« Rien de plus humain que le crime1 ». Il n’y a pas plus de marque biométrique, comme l’aurait voulu Lombroso, que d’identité chromosomique, comme le voudrait le rêve scientifique de connaissance de l’homme : c’est la loi qui fait le crime, celui-ci est pris dans la loi symbolique que le signifiant institue. L’humain répond de la loi morale qui définit le bien et le mal, et la psychanalyse, à travers la découverte lacanienne, a permis d’identifier un au-delà du bien et du mal : le réel et sa contrainte. Cette contrainte ne dépend d’aucune évidence significative, mais du signifiant, de son incorporation, de la prise ou non qu’il a eu sur le corps. Si parfois les motivations apparaissent comme communément accessibles au sens, le plus souvent il s’agit de crimes incompréhensibles face auxquels l’opinion désemparée ne cesse d’interroger les experts. Le crime relève de la conjoncture précisément parce qu’humain, et pour la même raison, il peut s’imposer comme nécessité quand le sujet n’a pu résister à la contrainte qui le pousse. Une bascule se produit alors au moment où le sujet s’affranchit de la parole, il précipite dans l’acte qui le sépare de l’Autre, devenant lui-même l’instrument de cet acte. C’est dans ce passage que l’on peut saisir en quoi tout crime est suicide du sujet2. Si le passage à l’acte relève de l’instant, même le plus immotivé a des coordonnées signifiantes qui le précèdent, et en constituent la raison. Une logique méconnue devra être retrouvée.

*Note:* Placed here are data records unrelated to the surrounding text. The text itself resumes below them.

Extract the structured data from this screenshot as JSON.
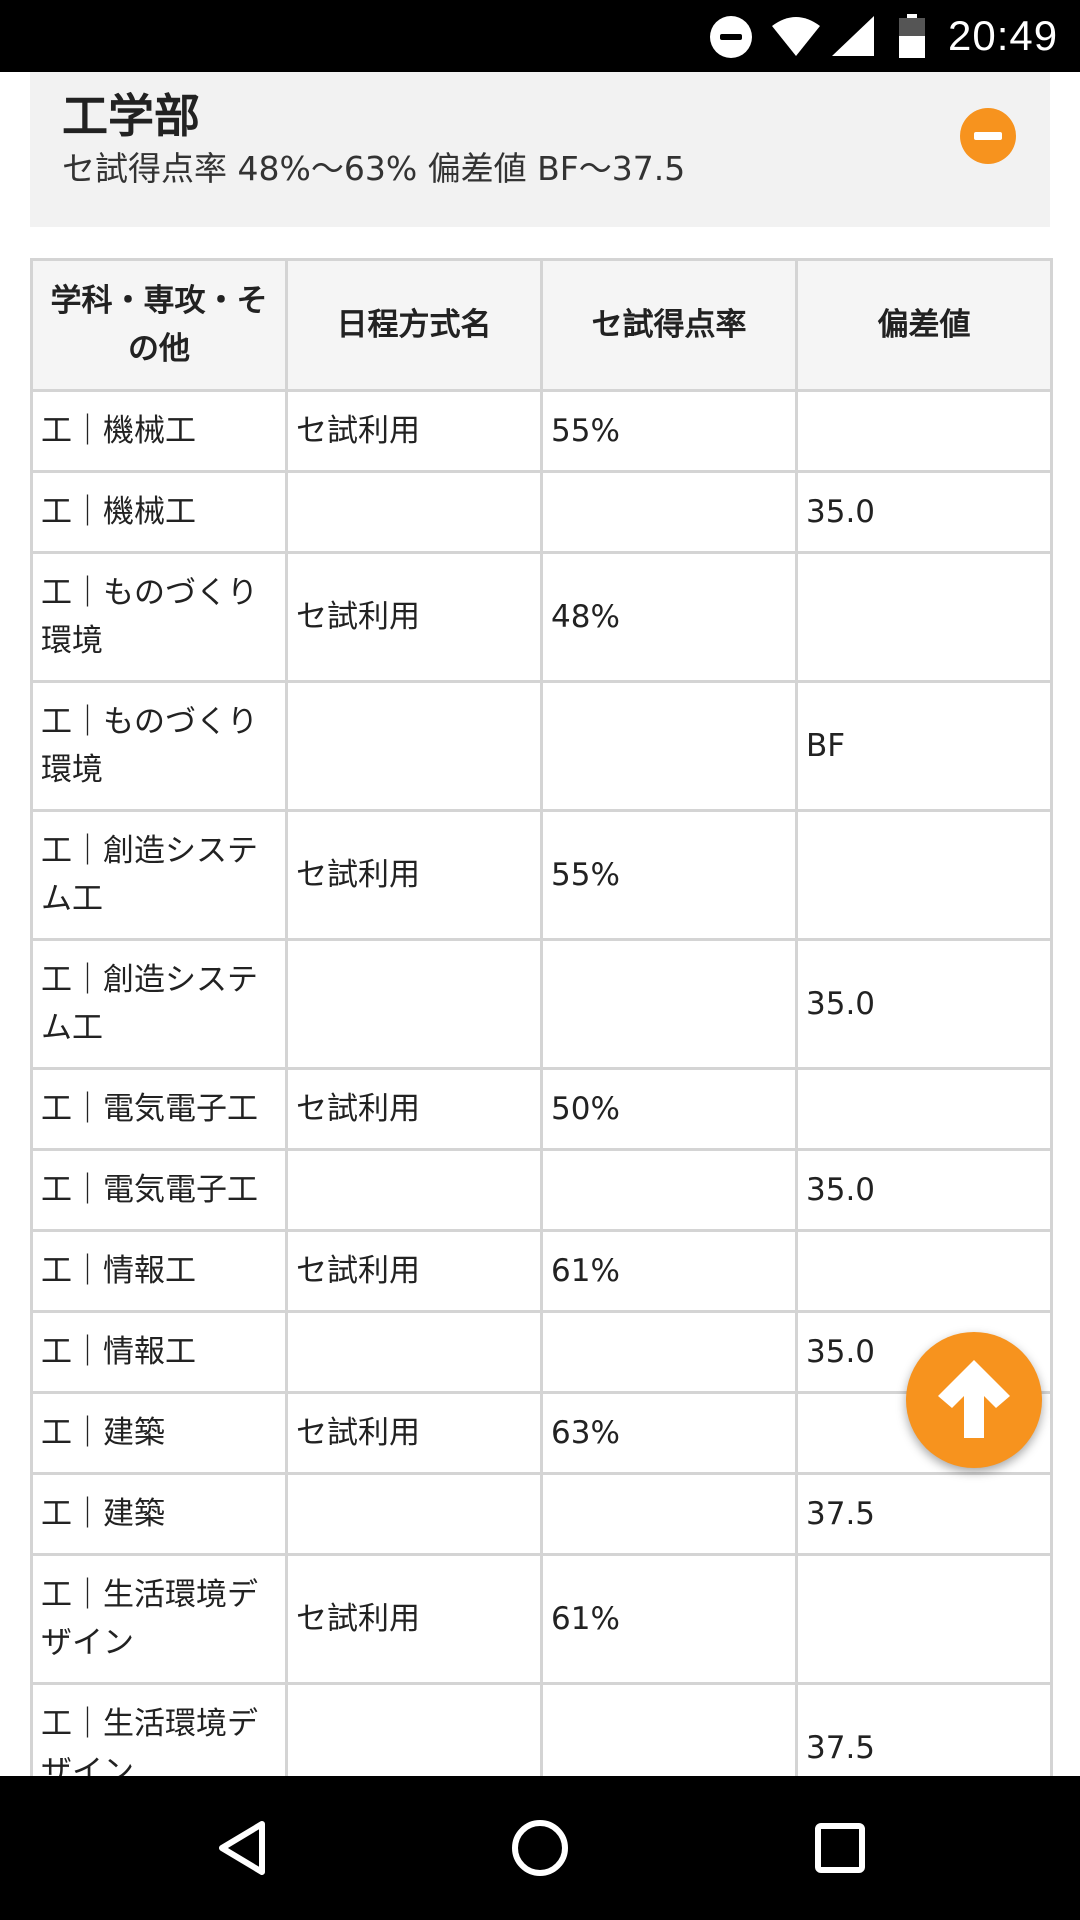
{
  "status_bar": {
    "time": "20:49",
    "icons": [
      "do-not-disturb-icon",
      "wifi-icon",
      "signal-icon",
      "battery-icon"
    ]
  },
  "faculty": {
    "title": "工学部",
    "summary": "セ試得点率 48%〜63% 偏差値 BF〜37.5",
    "collapse_icon": "minus-circle-icon"
  },
  "table": {
    "headers": [
      "学科・専攻・その他",
      "日程方式名",
      "セ試得点率",
      "偏差値"
    ],
    "rows": [
      {
        "dept": "工｜機械工",
        "method": "セ試利用",
        "rate": "55%",
        "dev": ""
      },
      {
        "dept": "工｜機械工",
        "method": "",
        "rate": "",
        "dev": "35.0"
      },
      {
        "dept": "工｜ものづくり環境",
        "method": "セ試利用",
        "rate": "48%",
        "dev": ""
      },
      {
        "dept": "工｜ものづくり環境",
        "method": "",
        "rate": "",
        "dev": "BF"
      },
      {
        "dept": "工｜創造システム工",
        "method": "セ試利用",
        "rate": "55%",
        "dev": ""
      },
      {
        "dept": "工｜創造システム工",
        "method": "",
        "rate": "",
        "dev": "35.0"
      },
      {
        "dept": "工｜電気電子工",
        "method": "セ試利用",
        "rate": "50%",
        "dev": ""
      },
      {
        "dept": "工｜電気電子工",
        "method": "",
        "rate": "",
        "dev": "35.0"
      },
      {
        "dept": "工｜情報工",
        "method": "セ試利用",
        "rate": "61%",
        "dev": ""
      },
      {
        "dept": "工｜情報工",
        "method": "",
        "rate": "",
        "dev": "35.0"
      },
      {
        "dept": "工｜建築",
        "method": "セ試利用",
        "rate": "63%",
        "dev": ""
      },
      {
        "dept": "工｜建築",
        "method": "",
        "rate": "",
        "dev": "37.5"
      },
      {
        "dept": "工｜生活環境デザイン",
        "method": "セ試利用",
        "rate": "61%",
        "dev": ""
      },
      {
        "dept": "工｜生活環境デザイン",
        "method": "",
        "rate": "",
        "dev": "37.5"
      }
    ]
  },
  "fab": {
    "icon": "arrow-up-icon"
  },
  "nav_bar": {
    "buttons": [
      "back-icon",
      "home-icon",
      "recents-icon"
    ]
  },
  "colors": {
    "accent": "#f7931e",
    "header_bg": "#f2f2f2",
    "border": "#d4d4d4"
  }
}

Il s’agit moins de demander au criminel la motivation profonde de son acte, ce qui est aujourd’hui recherché, traqué en vain, que de la retrouver dans ce que pourrait être un « dialogue expertal » ou une « clinique de l’expertise ». C’est le sens qu’en donne Lacan dans son écrit « Introduction théorique aux fonctions de la psychanalyse en criminologie ». Cette clinique concourt à définir la notion même de responsabilité, soit le lien du sujet à la contrainte qui le domine. Aussi, c’est affirmer que, en matière de criminalité, la singularité de la jouissance de l’inconscient lacanien conçu comme parlêtre, va au-delà de la psychopathologie.
Dans les textes qui suivent, les auteurs, Guillermina Laferrara, Lucie Kiyambekova, Nelson Hellmanzik3, déplient avec précision et subtilité ces questions où se vérifie l’anticipation de Lacan quant à l’objectivation croissante du sujet qui ne permet pas la finesse du dialogue analytique. Fort heureusement, la psychanalyse d’orientation lacanienne ne rend pas les armes devant les « impasses croissantes de la civilisation4 ».
Francesca Biagi-Chai
[1] Cf. Miller J.-A., « Rien n’est plus humain que le crime », Mental, n°21, septembre 2008, p. 7-13.
[2] Cf. Miller J.-A., « Jacques Lacan : remarques sur son concept de passage à l’acte », Mental, n°17, avril 2006, p. 21.
[3] Ces textes ont été présentés dans le cadre de l’enseignement de Francesca Biagi‑Chai « Le crime à l’ombre du réel » qui a eu lieu au Campus de l’École de la Cause freudienne lors de l’année 2023-2024.
[4] Lacan J., « La Psychanalyse. Raison d’un échec », Autres écrits, Paris, Seuil, 2001, p. 349.